Dentro l’hotel Casa Baglioni c’è lo stellato Sadler (via dell’Annunciata 14) dove la firma quella di Claudio Sadler, mentre da qualche mese la cucina è in mano al talentuoso executive chef Giacomo Lovato. Il menu di Pasqua è un percorso di cinque portate che lavora sulla stagione: carciofo e scampetti, uovo morbido con asparagi, raviolo di magro fave e piselli, cosciotto d’agnello arrosto e colomba con crema al mascarpone. Alta cucina leggibile, elegante ma senza rigidità. Prezzo 110 euro.
Per chi cerca il mare in città A’Riccione (via Taramelli 70) resta un porto sicuro in cui approdare. Cannolo di tonno, tartare di ricciola, catalana di crostacei e ostriche aprono un percorso ricco che prosegue con ravioli di rana pescatrice e rombo. Non manca l’agnello, a ricordare la tradizione, così come la colomba di Fiasconaro. Sequenza ampia, materia prima protagonista, servizio rodato.
Per gli amanti della carne, il Mannarino (via Carlo Tenca 12) è una scelta pratica, accessibile e domestica. Niente menù al tavolo, ma box pensate per essere condivise e grigliate a casa o al parco: carrè di agnello alle erbe, bombette, polpette, salumi e contorni. Per Pasquetta entra in scena la fassona, costine, girelle di scamone e caciocavallo e zampina (salsiccia) pugliese. Un modo semplice per portare la macelleria a casa senza rinunciare alla qualità.
Pasqua “come una volta” alla storica Trattoria Casottel (Via Fabio Massimo 25), un luogo di campagna ancora dentro Milano. Cascina, giardino, tavolate lunghe e un menù che segue la tradizione lombarda senza deviazioni: salumi, uova ripiene, lasagne al pesto, ravioli di borragine, capretto e vitello tonnato. Chiusura con colomba e spumante.
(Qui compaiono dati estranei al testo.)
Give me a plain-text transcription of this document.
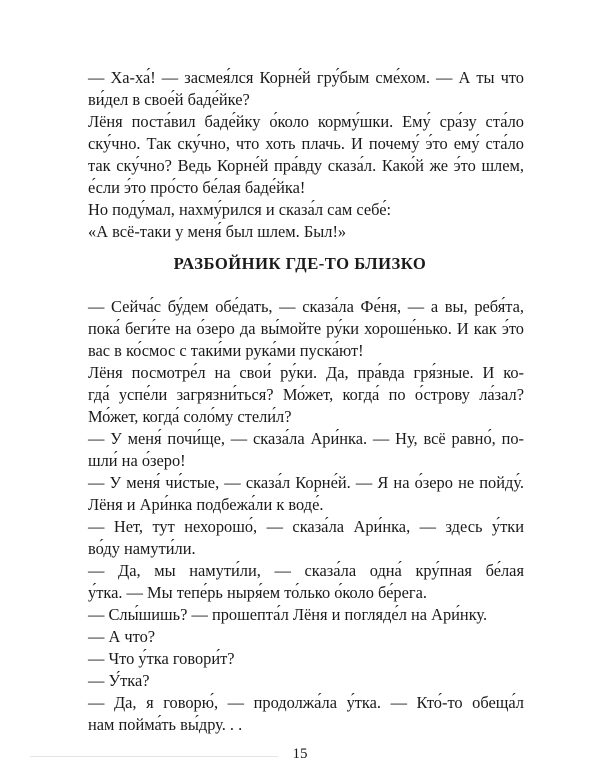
— Ха-ха́! — засмея́лся Корне́й гру́бым сме́хом. — А ты что
ви́дел в свое́й баде́йке?
Лёня поста́вил баде́йку о́коло корму́шки. Ему́ сра́зу ста́ло
ску́чно. Так ску́чно, что хоть плачь. И почему́ э́то ему́ ста́ло
так ску́чно? Ведь Корне́й пра́вду сказа́л. Како́й же э́то шлем,
е́сли э́то про́сто бе́лая баде́йка!
Но поду́мал, нахму́рился и сказа́л сам себе́:
«А всё-таки у меня́ был шлем. Был!»
РАЗБОЙНИК ГДЕ-ТО БЛИЗКО
— Сейча́с бу́дем обе́дать, — сказа́ла Фе́ня, — а вы, ребя́та,
пока́ беги́те на о́зеро да вы́мойте ру́ки хороше́нько. И как э́то
вас в ко́смос с таки́ми рука́ми пуска́ют!
Лёня посмотре́л на свои́ ру́ки. Да, пра́вда гря́зные. И ко-
гда́ успе́ли загрязни́ться? Мо́жет, когда́ по о́строву ла́зал?
Мо́жет, когда́ соло́му стели́л?
— У меня́ почи́ще, — сказа́ла Ари́нка. — Ну, всё равно́, по-
шли́ на о́зеро!
— У меня́ чи́стые, — сказа́л Корне́й. — Я на о́зеро не пойду́.
Лёня и Ари́нка подбежа́ли к воде́.
— Нет, тут нехорошо́, — сказа́ла Ари́нка, — здесь у́тки
во́ду намути́ли.
— Да, мы намути́ли, — сказа́ла одна́ кру́пная бе́лая
у́тка. — Мы тепе́рь ныря́ем то́лько о́коло бе́рега.
— Слы́шишь? — прошепта́л Лёня и погляде́л на Ари́нку.
— А что?
— Что у́тка говори́т?
— У́тка?
— Да, я говорю́, — продолжа́ла у́тка. — Кто́-то обеща́л
нам пойма́ть вы́дру. . .
15
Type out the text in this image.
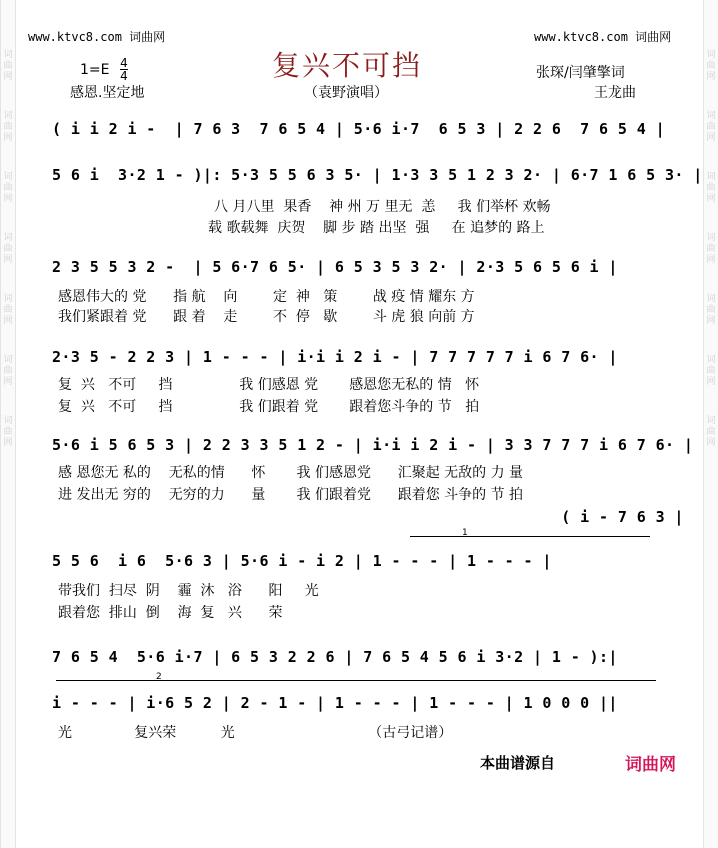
词
曲
网
词
曲
网
词
曲
网
词
曲
网
词
曲
网
词
曲
网
词
曲
网
词
曲
网
词
曲
网
词
曲
网
词
曲
网
词
曲
网
词
曲
网
词
曲
网
www.ktvc8.com 词曲网	www.ktvc8.com 词曲网
复兴不可挡
1=E 4
4
感恩.坚定地	（袁野演唱）
张琛/闫肇擎词
王龙曲
( i i 2 i -  | 7 6 3  7 6 5 4 | 5·6 i·7  6 5 3 | 2 2 6  7 6 5 4 |
5 6 i  3·2 1 - )|: 5·3 5 5 6 3 5· | 1·3 3 5 1 2 3 2· | 6·7 1 6 5 3· |
八 月八里  果香    神 州 万 里无  恙     我 们举杯 欢畅
载 歌载舞  庆贺    脚 步 踏 出坚  强     在 追梦的 路上
2 3 5 5 3 2 -  | 5 6·7 6 5· | 6 5 3 5 3 2· | 2·3 5 6 5 6 i |
感恩伟大的 党      指 航    向        定  神   策        战 疫 情 耀东 方
我们紧跟着 党      跟 着    走        不  停   歇        斗 虎 狼 向前 方
2·3 5 - 2 2 3 | 1 - - - | i·i i 2 i - | 7 7 7 7 7 i 6 7 6· |
复  兴   不可     挡               我 们感恩 党       感恩您无私的 情   怀
复  兴   不可     挡               我 们跟着 党       跟着您斗争的 节   拍
5·6 i 5 6 5 3 | 2 2 3 3 5 1 2 - | i·i i 2 i - | 3 3 7 7 7 i 6 7 6· |
感 恩您无 私的    无私的情      怀       我 们感恩党      汇聚起 无敌的 力 量
进 发出无 穷的    无穷的力      量       我 们跟着党      跟着您 斗争的 节 拍
( i - 7 6 3 |
1
5 5 6  i 6  5·6 3 | 5·6 i - i 2 | 1 - - - | 1 - - - |
带我们  扫尽  阴    霾  沐   浴      阳     光
跟着您  排山  倒    海  复   兴      荣
7 6 5 4  5·6 i·7 | 6 5 3 2 2 6 | 7 6 5 4 5 6 i 3·2 | 1 - ):|
2
i - - - | i·6 5 2 | 2 - 1 - | 1 - - - | 1 - - - | 1 0 0 0 ||
光              复兴荣          光                              （古弓记谱）
本曲谱源自	词曲网
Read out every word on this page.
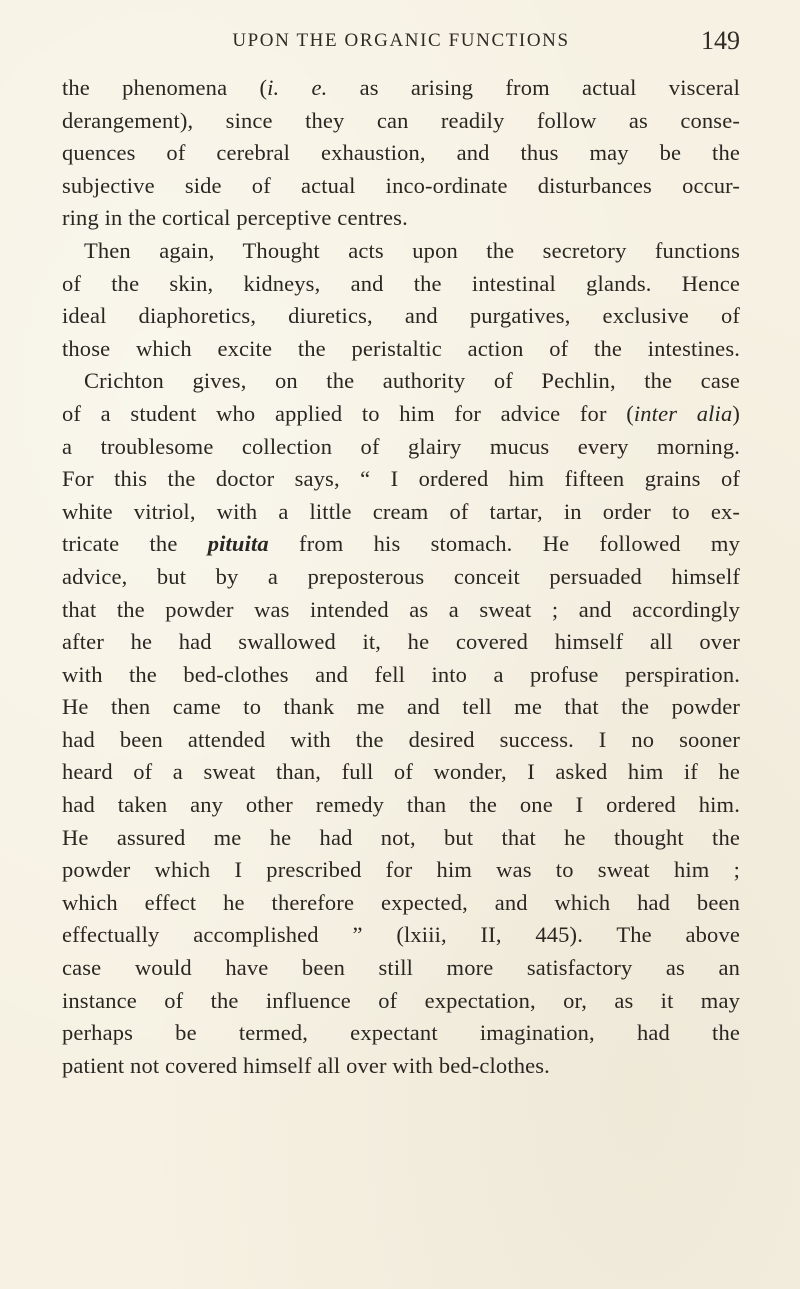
UPON THE ORGANIC FUNCTIONS	149
the phenomena (i. e. as arising from actual visceral
derangement), since they can readily follow as conse-
quences of cerebral exhaustion, and thus may be the
subjective side of actual inco-ordinate disturbances occur-
ring in the cortical perceptive centres.
Then again, Thought acts upon the secretory functions
of the skin, kidneys, and the intestinal glands. Hence
ideal diaphoretics, diuretics, and purgatives, exclusive of
those which excite the peristaltic action of the intestines.
Crichton gives, on the authority of Pechlin, the case
of a student who applied to him for advice for (inter alia)
a troublesome collection of glairy mucus every morning.
For this the doctor says, “ I ordered him fifteen grains of
white vitriol, with a little cream of tartar, in order to ex-
tricate the pituita from his stomach. He followed my
advice, but by a preposterous conceit persuaded himself
that the powder was intended as a sweat ; and accordingly
after he had swallowed it, he covered himself all over
with the bed-clothes and fell into a profuse perspiration.
He then came to thank me and tell me that the powder
had been attended with the desired success. I no sooner
heard of a sweat than, full of wonder, I asked him if he
had taken any other remedy than the one I ordered him.
He assured me he had not, but that he thought the
powder which I prescribed for him was to sweat him ;
which effect he therefore expected, and which had been
effectually accomplished ” (lxiii, II, 445). The above
case would have been still more satisfactory as an
instance of the influence of expectation, or, as it may
perhaps be termed, expectant imagination, had the
patient not covered himself all over with bed-clothes.
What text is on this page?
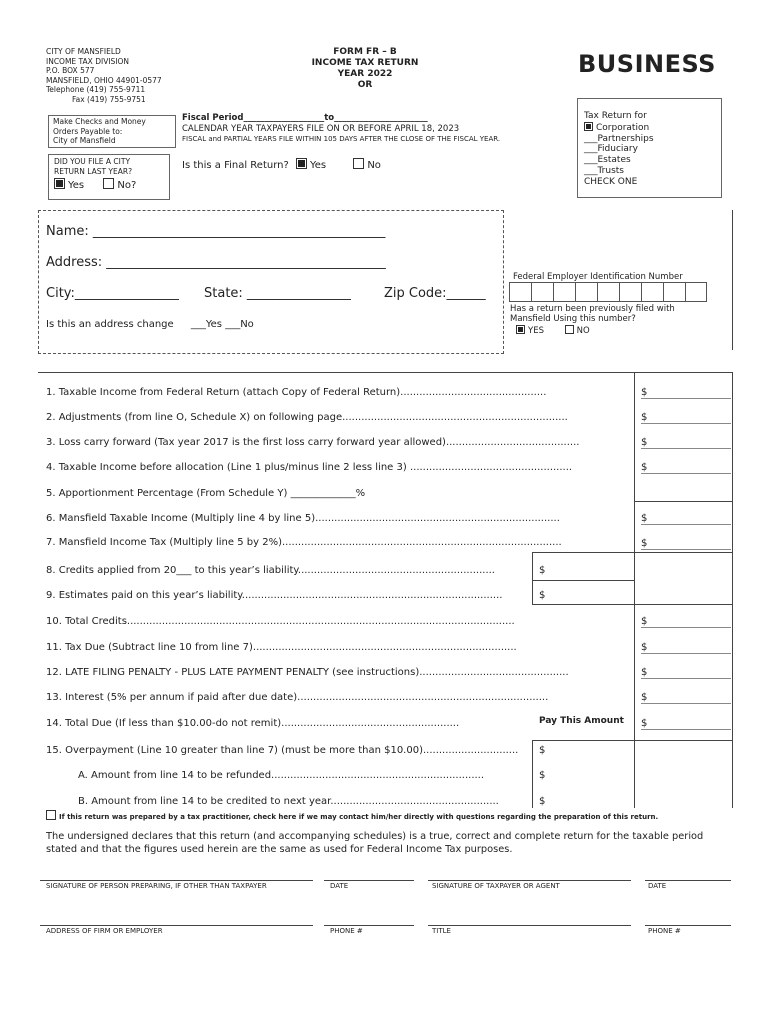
CITY OF MANSFIELD
INCOME TAX DIVISION
P.O. BOX 577
MANSFIELD, OHIO 44901-0577
Telephone (419) 755-9711
Fax (419) 755-9751
FORM FR – B
INCOME TAX RETURN
YEAR 2022
OR
BUSINESS
Make Checks and Money
Orders Payable to:
City of Mansfield
Fiscal Period___________________to______________________
CALENDAR YEAR TAXPAYERS FILE ON OR BEFORE APRIL 18, 2023
FISCAL and PARTIAL YEARS FILE WITHIN 105 DAYS AFTER THE CLOSE OF THE FISCAL YEAR.
Is this a Final Return? Yes	No
DID YOU FILE A CITY
RETURN LAST YEAR?
Yes	No?
Tax Return for
Corporation
___Partnerships
___Fiduciary
___Estates
___Trusts
CHECK ONE
Name: _____________________________________________
Address: ___________________________________________
City:________________ State: ________________	Zip Code:______
Is this an address change ___Yes ___No
Federal Employer Identification Number
Has a return been previously filed with
Mansfield Using this number?
YES	NO
1. Taxable Income from Federal Return (attach Copy of Federal Return)..............................................	$
2. Adjustments (from line O, Schedule X) on following page.......................................................................	$
3. Loss carry forward (Tax year 2017 is the first loss carry forward year allowed)..........................................	$
4. Taxable Income before allocation (Line 1 plus/minus line 2 less line 3) ...................................................	$
5. Apportionment Percentage (From Schedule Y) _____________%
6. Mansfield Taxable Income (Multiply line 4 by line 5).............................................................................	$
7. Mansfield Income Tax (Multiply line 5 by 2%)........................................................................................	$
8. Credits applied from 20___ to this year’s liability..............................................................	$
9. Estimates paid on this year’s liability..................................................................................	$
10. Total Credits..........................................................................................................................	$
11. Tax Due (Subtract line 10 from line 7)...................................................................................	$
12. LATE FILING PENALTY - PLUS LATE PAYMENT PENALTY (see instructions)...............................................	$
13. Interest (5% per annum if paid after due date)...............................................................................	$
14. Total Due (If less than $10.00-do not remit)........................................................	Pay This Amount $
15. Overpayment (Line 10 greater than line 7) (must be more than $10.00).............................. $
A. Amount from line 14 to be refunded...................................................................	$
B. Amount from line 14 to be credited to next year.....................................................	$
If this return was prepared by a tax practitioner, check here if we may contact him/her directly with questions regarding the preparation of this return.
The undersigned declares that this return (and accompanying schedules) is a true, correct and complete return for the taxable period stated and that the figures used herein are the same as used for Federal Income Tax purposes.
SIGNATURE OF PERSON PREPARING, IF OTHER THAN TAXPAYER	DATE	SIGNATURE OF TAXPAYER OR AGENT	DATE
ADDRESS OF FIRM OR EMPLOYER	PHONE #	TITLE	PHONE #
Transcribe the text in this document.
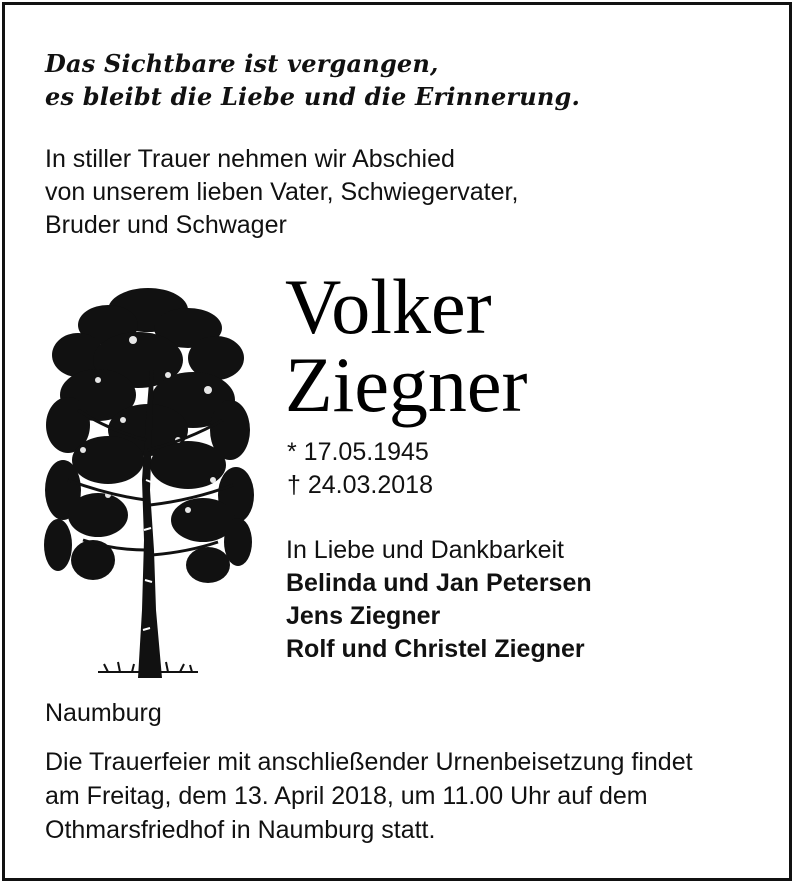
Das Sichtbare ist vergangen,
es bleibt die Liebe und die Erinnerung.
In stiller Trauer nehmen wir Abschied
von unserem lieben Vater, Schwiegervater,
Bruder und Schwager
Volker
Ziegner
* 17.05.1945
† 24.03.2018
In Liebe und Dankbarkeit
Belinda und Jan Petersen
Jens Ziegner
Rolf und Christel Ziegner
Naumburg
Die Trauerfeier mit anschließender Urnenbeisetzung findet
am Freitag, dem 13. April 2018, um 11.00 Uhr auf dem
Othmarsfriedhof in Naumburg statt.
Qui il tempo rallenta e il pranzo qui diventa un rito identitario.

Pasqua fuori porta
Per chi preferisce andare oltre il girone della circonvallazione, un paio di indirizzi fuori porta, ma comunque prossimi alla città. A Morimondo c’è il Filo di Grano (Corte dei Cistercensi 6) dove la famiglia Corti lavora su stagionalità e filiera corta. Il menu attraversa salumi, mondeghili, baccalà, risotto al cavolfiore, fino al capretto o all’ombrina. Cucina è di materia agricola e territoriale, ma è precisa, con un equilibrio tra tradizione e lettura contemporanea. E soprattutto resta sempre godibile e comprensibile. Prezzo 70 euro.
Non molto distante, a Gaggiano l’affascinante ristorante in cascina La Bettolina (Strada Statale Nuova Vigevanese 4) ha un menù a formula più libera. Il patron Alessandro Totaro propone quattro portate a scelta tra antipasti, primi e secondi che spaziano dai mondeghili al cervo marinato, dai cappellacci all’agnello. Ingredienti selezionati, tecnica solida e un’impostazione conviviale che si adatta al ritmo della festa. Prezzo 80 euro.
Infine la colomba, che resta il vero simbolo del periodo pasquale. Il re dei lievitati Stefano Guizzetti in arte Ciacco (via Spadari 13) ha realizzato una colomba in collaborazione con il ristorante Sea Signora: doppio impasto, lievito madre e una lunga lavorazione. Qui la tradizione viene spostata di qualche grado, con l’ingresso dello zatar (mix di erbe mediorientali) e del limone fermentato, che danno note più tese e aromatiche, senza coprire la struttura del lievitato. Il cioccolato Ecuador completa il bellezza il profilo. Prezzo 50 euro.